ATLANTA — Last year, a bill that would renew a financing mechanism for the state’s Medicaid program hurtled irresistibly through the Georgia General Assembly. Gov. Nathan Deal signed it into law almost as soon as it was passed.
The high priority the measure received was easy to understand. The funding mechanism, known as the hospital provider fee — called by opponents a “bed tax’’ — was designed to fill a nearly $500 million hole in the state’s Medicaid program.
The main part of the provider fee was eventually approved by the feds last year.
But a second part of that provider fee, aimed at helping hospitals that were financial “losers’’ under the original distribution formula, has still not been approved by the U.S. Centers for Medicare and Medicaid Services (CMS).
Talks have gone on between the state and CMS since the fall of 2012 over what’s called “Tier II.” It’s designed to even out the losses for organizations such as Piedmont Healthcare and Northside Hospital, two large health care systems.

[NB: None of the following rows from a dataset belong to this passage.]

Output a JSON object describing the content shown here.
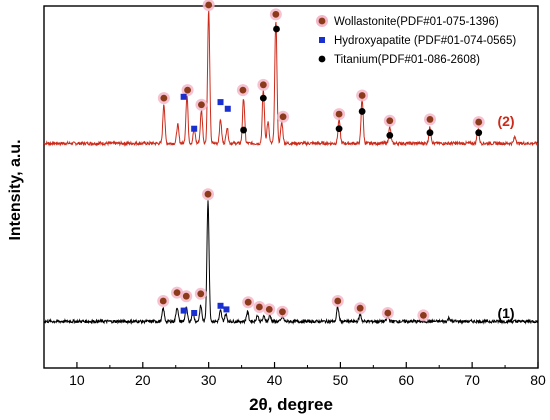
{
  "chart_data": {
    "type": "line",
    "xlabel": "2θ, degree",
    "ylabel": "Intensity, a.u.",
    "xlim": [
      5,
      80
    ],
    "xticks": [
      10,
      20,
      30,
      40,
      50,
      60,
      70,
      80
    ],
    "grid": false,
    "legend_position": "top-right",
    "legend": [
      {
        "label": "Wollastonite(PDF#01-075-1396)",
        "marker": "circle",
        "color": "#8b3a1a",
        "halo": "#f4b6c8"
      },
      {
        "label": "Hydroxyapatite (PDF#01-074-0565)",
        "marker": "square",
        "color": "#1a2fd0"
      },
      {
        "label": "Titanium(PDF#01-086-2608)",
        "marker": "circle",
        "color": "#000000"
      }
    ],
    "series": [
      {
        "name": "(2)",
        "color": "#cc2a1a",
        "baseline": 0.05,
        "noise": 0.012,
        "peaks": [
          {
            "x": 23.2,
            "h": 0.3
          },
          {
            "x": 25.3,
            "h": 0.14
          },
          {
            "x": 26.7,
            "h": 0.36
          },
          {
            "x": 27.8,
            "h": 0.11
          },
          {
            "x": 28.9,
            "h": 0.25
          },
          {
            "x": 30.0,
            "h": 1.0
          },
          {
            "x": 31.8,
            "h": 0.18
          },
          {
            "x": 32.8,
            "h": 0.12
          },
          {
            "x": 35.3,
            "h": 0.34
          },
          {
            "x": 38.3,
            "h": 0.4
          },
          {
            "x": 39.0,
            "h": 0.16
          },
          {
            "x": 40.2,
            "h": 0.93
          },
          {
            "x": 41.1,
            "h": 0.16
          },
          {
            "x": 49.8,
            "h": 0.18
          },
          {
            "x": 53.3,
            "h": 0.34
          },
          {
            "x": 57.5,
            "h": 0.12
          },
          {
            "x": 63.6,
            "h": 0.12
          },
          {
            "x": 70.9,
            "h": 0.11
          },
          {
            "x": 76.5,
            "h": 0.05
          }
        ],
        "markers": {
          "wollastonite": [
            {
              "x": 23.2,
              "y": 0.39
            },
            {
              "x": 26.8,
              "y": 0.45
            },
            {
              "x": 28.9,
              "y": 0.34
            },
            {
              "x": 30.0,
              "y": 1.09
            },
            {
              "x": 35.2,
              "y": 0.45
            },
            {
              "x": 38.3,
              "y": 0.49
            },
            {
              "x": 40.2,
              "y": 1.02
            },
            {
              "x": 41.3,
              "y": 0.25
            },
            {
              "x": 49.8,
              "y": 0.27
            },
            {
              "x": 53.3,
              "y": 0.41
            },
            {
              "x": 57.5,
              "y": 0.22
            },
            {
              "x": 63.6,
              "y": 0.23
            },
            {
              "x": 71.0,
              "y": 0.21
            }
          ],
          "hydroxyapatite": [
            {
              "x": 26.2,
              "y": 0.4
            },
            {
              "x": 27.8,
              "y": 0.16
            },
            {
              "x": 31.8,
              "y": 0.36
            },
            {
              "x": 32.9,
              "y": 0.31
            }
          ],
          "titanium": [
            {
              "x": 35.3,
              "y": 0.15
            },
            {
              "x": 38.3,
              "y": 0.39
            },
            {
              "x": 40.3,
              "y": 0.91
            },
            {
              "x": 49.8,
              "y": 0.16
            },
            {
              "x": 53.3,
              "y": 0.29
            },
            {
              "x": 57.5,
              "y": 0.11
            },
            {
              "x": 63.6,
              "y": 0.13
            },
            {
              "x": 71.0,
              "y": 0.13
            }
          ]
        }
      },
      {
        "name": "(1)",
        "color": "#000000",
        "baseline": 0.03,
        "noise": 0.013,
        "peaks": [
          {
            "x": 23.1,
            "h": 0.11
          },
          {
            "x": 25.2,
            "h": 0.12
          },
          {
            "x": 26.6,
            "h": 0.11
          },
          {
            "x": 27.6,
            "h": 0.08
          },
          {
            "x": 28.8,
            "h": 0.13
          },
          {
            "x": 29.9,
            "h": 1.0
          },
          {
            "x": 31.8,
            "h": 0.09
          },
          {
            "x": 32.6,
            "h": 0.06
          },
          {
            "x": 35.9,
            "h": 0.08
          },
          {
            "x": 37.4,
            "h": 0.05
          },
          {
            "x": 38.4,
            "h": 0.04
          },
          {
            "x": 39.3,
            "h": 0.05
          },
          {
            "x": 41.2,
            "h": 0.04
          },
          {
            "x": 49.6,
            "h": 0.12
          },
          {
            "x": 53.0,
            "h": 0.06
          },
          {
            "x": 57.2,
            "h": 0.04
          },
          {
            "x": 66.5,
            "h": 0.03
          }
        ],
        "markers": {
          "wollastonite": [
            {
              "x": 23.1,
              "y": 0.2
            },
            {
              "x": 25.2,
              "y": 0.27
            },
            {
              "x": 26.6,
              "y": 0.24
            },
            {
              "x": 28.8,
              "y": 0.26
            },
            {
              "x": 29.9,
              "y": 1.09
            },
            {
              "x": 36.0,
              "y": 0.19
            },
            {
              "x": 37.7,
              "y": 0.15
            },
            {
              "x": 39.2,
              "y": 0.13
            },
            {
              "x": 41.2,
              "y": 0.11
            },
            {
              "x": 49.6,
              "y": 0.2
            },
            {
              "x": 53.0,
              "y": 0.14
            },
            {
              "x": 57.2,
              "y": 0.1
            },
            {
              "x": 62.6,
              "y": 0.08
            }
          ],
          "hydroxyapatite": [
            {
              "x": 26.2,
              "y": 0.12
            },
            {
              "x": 27.8,
              "y": 0.1
            },
            {
              "x": 31.8,
              "y": 0.16
            },
            {
              "x": 32.7,
              "y": 0.13
            }
          ],
          "titanium": []
        }
      }
    ]
  }
}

At stake is about $30 million in federal money for hospitals, according to the Department of Community Health, which runs Medicaid in the state.
“Tier II is still under consideration by CMS,’’ said Kevin Bloye of the Georgia Hospital Association in a statement Thursday. He added that the GHA and Community Health “are working together in discussions with CMS to reach a conclusion.”

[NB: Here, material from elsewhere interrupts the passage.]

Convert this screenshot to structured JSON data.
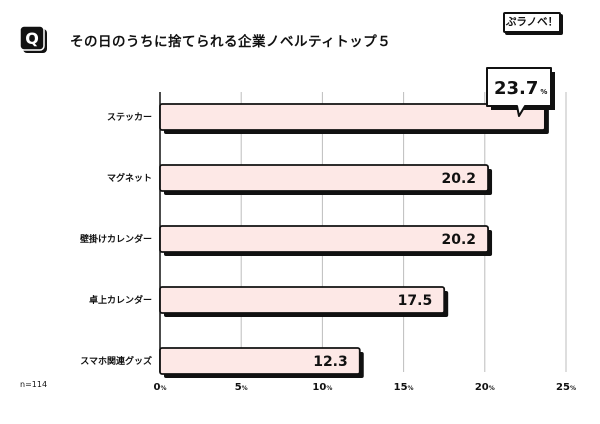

CMS said through a spokeswoman that it “does not comment issues that are under review.”
Despite its detractors’ use of the term “bed tax,’’ the fee currently is not levied on individual patients or on hospital beds, but is based on hospital net patient revenue.

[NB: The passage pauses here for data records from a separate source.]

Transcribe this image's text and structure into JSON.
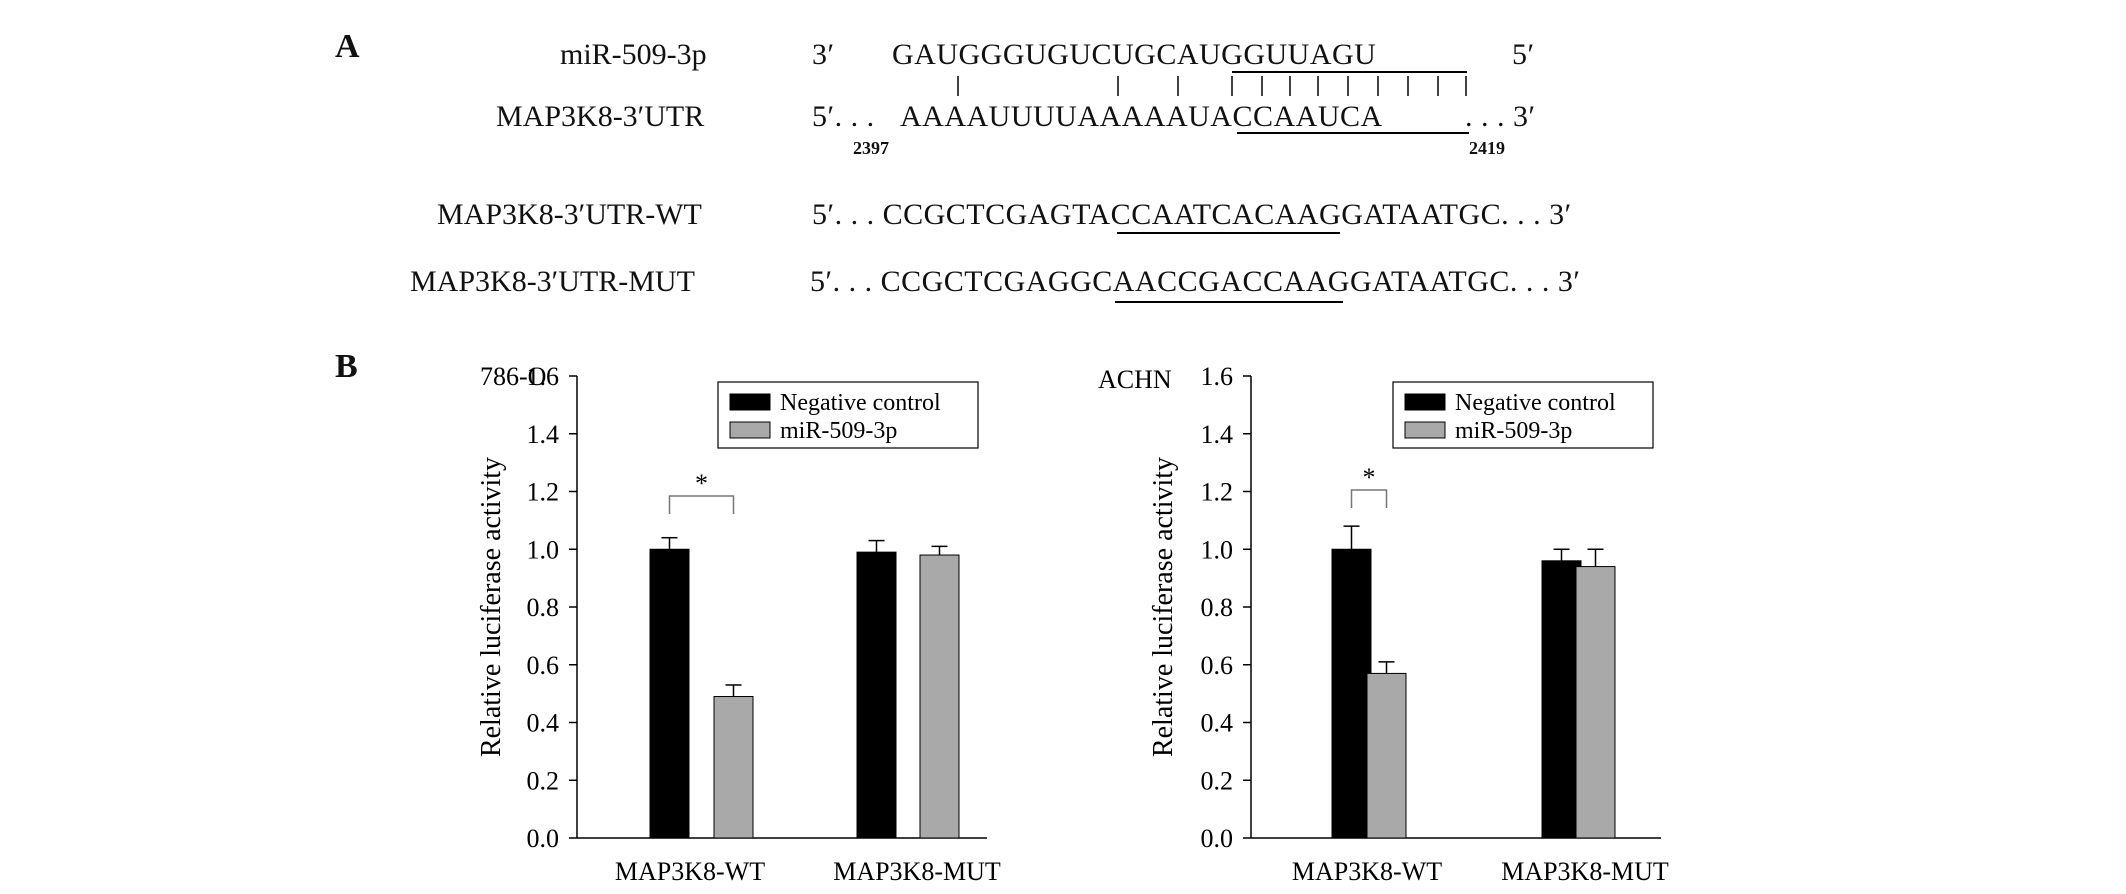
{
  "panels": {
    "a": "A",
    "b": "B"
  },
  "alignment": {
    "mirna": {
      "label": "miR-509-3p",
      "end_left": "3′",
      "end_right": "5′",
      "sequence": "GAUGGGUGUCUGCAUGGUUAGU",
      "seed": "AUGGUUAGU"
    },
    "utr": {
      "label": "MAP3K8-3′UTR",
      "prefix": "5′. . .",
      "suffix": ". . . 3′",
      "sequence": "AAAAUUUUAAAAAUACCAAUCA",
      "site": "UACCAAUCA",
      "start": "2397",
      "end": "2419"
    },
    "wt": {
      "label": "MAP3K8-3′UTR-WT",
      "prefix": "5′. . .",
      "flank_left": "CCGCTCGAG",
      "site": "TACCAATCA",
      "flank_right": "CAAGGATAATGC",
      "suffix": ". . . 3′"
    },
    "mut": {
      "label": "MAP3K8-3′UTR-MUT",
      "prefix": "5′. . .",
      "flank_left": "CCGCTCGAG",
      "site": "GCAACCGAC",
      "flank_right": "CAAGGATAATGC",
      "suffix": ". . . 3′"
    }
  },
  "chart_data": [
    {
      "type": "bar",
      "title": "786-O",
      "ylabel": "Relative luciferase activity",
      "ylim": [
        0,
        1.6
      ],
      "yticks": [
        "0.0",
        "0.2",
        "0.4",
        "0.6",
        "0.8",
        "1.0",
        "1.2",
        "1.4",
        "1.6"
      ],
      "categories": [
        "MAP3K8-WT",
        "MAP3K8-MUT"
      ],
      "series": [
        {
          "name": "Negative control",
          "color": "#000000",
          "values": [
            1.0,
            0.99
          ],
          "errors": [
            0.04,
            0.04
          ]
        },
        {
          "name": "miR-509-3p",
          "color": "#a9a9a9",
          "values": [
            0.49,
            0.98
          ],
          "errors": [
            0.04,
            0.03
          ]
        }
      ],
      "significance": [
        {
          "category": "MAP3K8-WT",
          "label": "*"
        }
      ],
      "legend": "top-right",
      "grid": false
    },
    {
      "type": "bar",
      "title": "ACHN",
      "ylabel": "Relative luciferase activity",
      "ylim": [
        0,
        1.6
      ],
      "yticks": [
        "0.0",
        "0.2",
        "0.4",
        "0.6",
        "0.8",
        "1.0",
        "1.2",
        "1.4",
        "1.6"
      ],
      "categories": [
        "MAP3K8-WT",
        "MAP3K8-MUT"
      ],
      "series": [
        {
          "name": "Negative control",
          "color": "#000000",
          "values": [
            1.0,
            0.96
          ],
          "errors": [
            0.08,
            0.04
          ]
        },
        {
          "name": "miR-509-3p",
          "color": "#a9a9a9",
          "values": [
            0.57,
            0.94
          ],
          "errors": [
            0.04,
            0.06
          ]
        }
      ],
      "significance": [
        {
          "category": "MAP3K8-WT",
          "label": "*"
        }
      ],
      "legend": "top-right",
      "grid": false
    }
  ]
}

The currently approved provider fee raises money from hospitals, and the funds are then returned to the hospitals through reimbursements. Individual hospitals are reimbursed differing amounts, based on how much Medicaid business they do.
Under the formula, the winners are the hospitals that get back more money than they paid through the levy, while the losers are those that get back less.
One of the big winners is safety-net provider Grady Memorial Hospital in downtown Atlanta. With its high volume of Medicaid patients, it nets nearly $10 million annually under the current formula.
Piedmont Hospital in Atlanta’s affluent Buckhead district serves a much lower percentage of Medicaid patients, and it winds up a big loser under the original formula. In fiscal 2011, it lost $6.4 million with the current provider fee arrangement, according to state figures.
Piedmont Healthcare, the most vocal critic of the original basic formula, has backed the Tier II distribution, along with other private hospitals in Georgia.
A Piedmont spokeswoman Thursday declined comment on the delayed federal approval.
Almost all states use such assessments to help cover the costs of their Medicaid programs.
Two-thirds of the provider fee money generated in Georgia goes to shore up Medicaid’s budget. The rest goes to increase Medicaid reimbursements to hospitals.
Medicaid, jointly financed by the federal government and individual state governments, covers about 1.6 million poor and disabled Georgians.
Andy Miller is editor and CEO of Georgia Health News.